Patsy Cline’s “Strange” plays in my head, almost immediately she emerges in my strangest of moods. Several things come to mind as I finished class tonight: I thought about “voice” -- that is, hearing my own voice (my identity) when I write papers. Am I even conscious of listening to my voice when I compose? I suppose I don’t pay too much attention or care to it, but today I felt that this time I am going to personalize these papers more; in short, I want to noticed.
Thus far I am doing well; in fact, strangely I am sharing my comments/thoughts in my seminar—an improvement for me, no doubt, and it seemed so clear, then, how important it was -- is -- for me to voice out my thoughts, to let them know who I am.
And then tonight as I was reading some short stories of Raymond Carver, the past came flooding back. For the past week, I was cranky, whiny, and unenthusiastic about my classes. Why? Because last semester I wound up enjoying my theory classes so much that my fiction classes this semester seemed, at first, rather lacking. Now reading Carver – and falling in love with these short stories once again – I am reminded of the places, the people, the books I once loved. The person I was who loved all of these things seemed so distant and yet I haven’t left at all. No – in fact, I haven’t changed at all, but all of these fragments, I suppose, were stored, locked up safely.
And so I thought about my last semester of college: behind the English Department was a bridge to the Music and Drama buildings. It was at this metallic silver café where I spent my afternoons, with my feet resting on another seat, absorbing the sun and breezy OC weather. This was a place I remember falling in love with folks David Leavitt. But I am, once again, nostalgic. (Where does one go now? Today in huge cafeteria, the kind of sad place like the supermarket).

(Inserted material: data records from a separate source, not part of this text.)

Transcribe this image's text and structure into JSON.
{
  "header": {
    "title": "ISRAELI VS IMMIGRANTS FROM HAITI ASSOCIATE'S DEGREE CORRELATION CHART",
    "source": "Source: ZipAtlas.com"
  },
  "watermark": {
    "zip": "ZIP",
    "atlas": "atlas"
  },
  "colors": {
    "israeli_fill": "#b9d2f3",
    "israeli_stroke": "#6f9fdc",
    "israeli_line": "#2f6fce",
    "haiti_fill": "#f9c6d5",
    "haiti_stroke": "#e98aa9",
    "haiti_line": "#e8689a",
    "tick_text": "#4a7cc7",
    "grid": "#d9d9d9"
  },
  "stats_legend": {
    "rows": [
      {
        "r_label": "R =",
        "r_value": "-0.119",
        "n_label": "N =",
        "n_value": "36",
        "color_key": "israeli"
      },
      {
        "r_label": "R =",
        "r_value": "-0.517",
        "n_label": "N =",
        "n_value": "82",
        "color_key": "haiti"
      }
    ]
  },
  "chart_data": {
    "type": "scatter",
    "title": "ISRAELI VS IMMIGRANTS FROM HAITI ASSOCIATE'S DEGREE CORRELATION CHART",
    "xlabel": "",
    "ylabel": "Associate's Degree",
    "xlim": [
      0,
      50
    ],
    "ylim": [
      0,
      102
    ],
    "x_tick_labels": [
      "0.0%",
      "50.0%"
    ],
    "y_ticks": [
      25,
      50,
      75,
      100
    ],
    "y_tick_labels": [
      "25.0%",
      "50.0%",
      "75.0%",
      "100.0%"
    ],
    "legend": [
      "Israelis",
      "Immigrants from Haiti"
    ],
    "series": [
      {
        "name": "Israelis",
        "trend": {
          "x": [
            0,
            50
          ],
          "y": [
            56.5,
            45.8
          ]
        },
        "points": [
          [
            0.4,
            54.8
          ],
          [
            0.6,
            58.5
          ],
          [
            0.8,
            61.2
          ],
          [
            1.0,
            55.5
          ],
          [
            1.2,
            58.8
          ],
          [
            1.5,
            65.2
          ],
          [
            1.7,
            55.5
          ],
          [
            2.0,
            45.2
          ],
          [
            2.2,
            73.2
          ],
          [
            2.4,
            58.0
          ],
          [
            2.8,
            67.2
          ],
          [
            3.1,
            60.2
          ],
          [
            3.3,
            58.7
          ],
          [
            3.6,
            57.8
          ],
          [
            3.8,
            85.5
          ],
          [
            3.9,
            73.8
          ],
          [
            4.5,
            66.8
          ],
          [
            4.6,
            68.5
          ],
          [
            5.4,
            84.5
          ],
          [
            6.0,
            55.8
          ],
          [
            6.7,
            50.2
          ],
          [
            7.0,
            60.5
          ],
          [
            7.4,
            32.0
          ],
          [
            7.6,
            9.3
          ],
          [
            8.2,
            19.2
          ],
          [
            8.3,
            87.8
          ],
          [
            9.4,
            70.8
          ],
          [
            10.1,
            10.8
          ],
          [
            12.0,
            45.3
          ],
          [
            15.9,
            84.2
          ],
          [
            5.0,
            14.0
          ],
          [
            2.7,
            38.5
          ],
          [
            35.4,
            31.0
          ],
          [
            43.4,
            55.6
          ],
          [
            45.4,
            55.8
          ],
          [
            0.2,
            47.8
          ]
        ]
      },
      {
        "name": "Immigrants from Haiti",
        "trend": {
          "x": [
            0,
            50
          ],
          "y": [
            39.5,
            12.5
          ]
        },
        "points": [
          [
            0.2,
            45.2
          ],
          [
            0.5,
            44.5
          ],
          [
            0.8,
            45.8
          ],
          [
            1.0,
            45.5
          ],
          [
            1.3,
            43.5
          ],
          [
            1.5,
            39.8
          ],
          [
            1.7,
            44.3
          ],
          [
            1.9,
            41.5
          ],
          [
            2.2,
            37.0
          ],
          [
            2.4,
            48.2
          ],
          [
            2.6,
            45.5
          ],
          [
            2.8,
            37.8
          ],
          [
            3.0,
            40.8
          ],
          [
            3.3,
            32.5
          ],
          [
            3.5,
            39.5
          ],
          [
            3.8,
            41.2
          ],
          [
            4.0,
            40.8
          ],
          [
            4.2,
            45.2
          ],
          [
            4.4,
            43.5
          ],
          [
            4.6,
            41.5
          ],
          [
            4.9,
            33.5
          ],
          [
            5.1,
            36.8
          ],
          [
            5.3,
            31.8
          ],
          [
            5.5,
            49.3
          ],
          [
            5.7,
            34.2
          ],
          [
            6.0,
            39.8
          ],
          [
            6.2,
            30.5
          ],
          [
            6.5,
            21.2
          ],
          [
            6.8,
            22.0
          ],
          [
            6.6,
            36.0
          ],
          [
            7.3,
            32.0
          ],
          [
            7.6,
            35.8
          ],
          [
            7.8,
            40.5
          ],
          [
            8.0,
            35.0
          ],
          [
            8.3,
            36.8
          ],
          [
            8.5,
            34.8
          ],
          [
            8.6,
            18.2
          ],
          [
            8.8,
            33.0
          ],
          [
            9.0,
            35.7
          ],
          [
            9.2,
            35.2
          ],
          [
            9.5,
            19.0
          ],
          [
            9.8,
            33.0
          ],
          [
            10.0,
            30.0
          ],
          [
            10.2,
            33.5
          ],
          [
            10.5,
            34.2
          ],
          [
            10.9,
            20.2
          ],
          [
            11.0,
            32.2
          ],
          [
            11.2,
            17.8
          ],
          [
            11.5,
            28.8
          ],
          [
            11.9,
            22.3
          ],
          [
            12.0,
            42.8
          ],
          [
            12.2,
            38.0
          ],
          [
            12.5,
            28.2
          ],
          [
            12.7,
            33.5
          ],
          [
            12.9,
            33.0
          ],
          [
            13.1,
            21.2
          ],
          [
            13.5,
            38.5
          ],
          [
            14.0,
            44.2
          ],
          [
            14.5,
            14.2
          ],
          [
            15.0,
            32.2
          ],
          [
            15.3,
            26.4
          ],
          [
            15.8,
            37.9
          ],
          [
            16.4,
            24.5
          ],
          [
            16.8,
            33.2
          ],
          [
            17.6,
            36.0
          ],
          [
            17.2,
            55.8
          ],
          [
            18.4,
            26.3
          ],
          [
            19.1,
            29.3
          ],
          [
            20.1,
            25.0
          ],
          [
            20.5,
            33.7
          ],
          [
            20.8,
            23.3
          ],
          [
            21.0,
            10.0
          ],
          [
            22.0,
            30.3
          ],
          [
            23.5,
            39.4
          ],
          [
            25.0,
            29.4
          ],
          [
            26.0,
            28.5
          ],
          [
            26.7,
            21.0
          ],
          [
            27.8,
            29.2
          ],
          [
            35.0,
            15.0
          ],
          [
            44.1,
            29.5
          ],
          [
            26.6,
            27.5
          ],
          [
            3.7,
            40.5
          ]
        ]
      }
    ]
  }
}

And so I think this semester could be that period the will remind me of why I am here in the first place, doing what I know – all for the love of reading and the life of the mind.
I do love the Carver. Maybe I will always reflect on that spring semester, almost 3 and ½ years ago, when everything seemed golden. I don’t think my memory of that place will ever tarnish, or be long forgotten; but I do hope to make new memories like it, like tonight as I discover Carver all over again.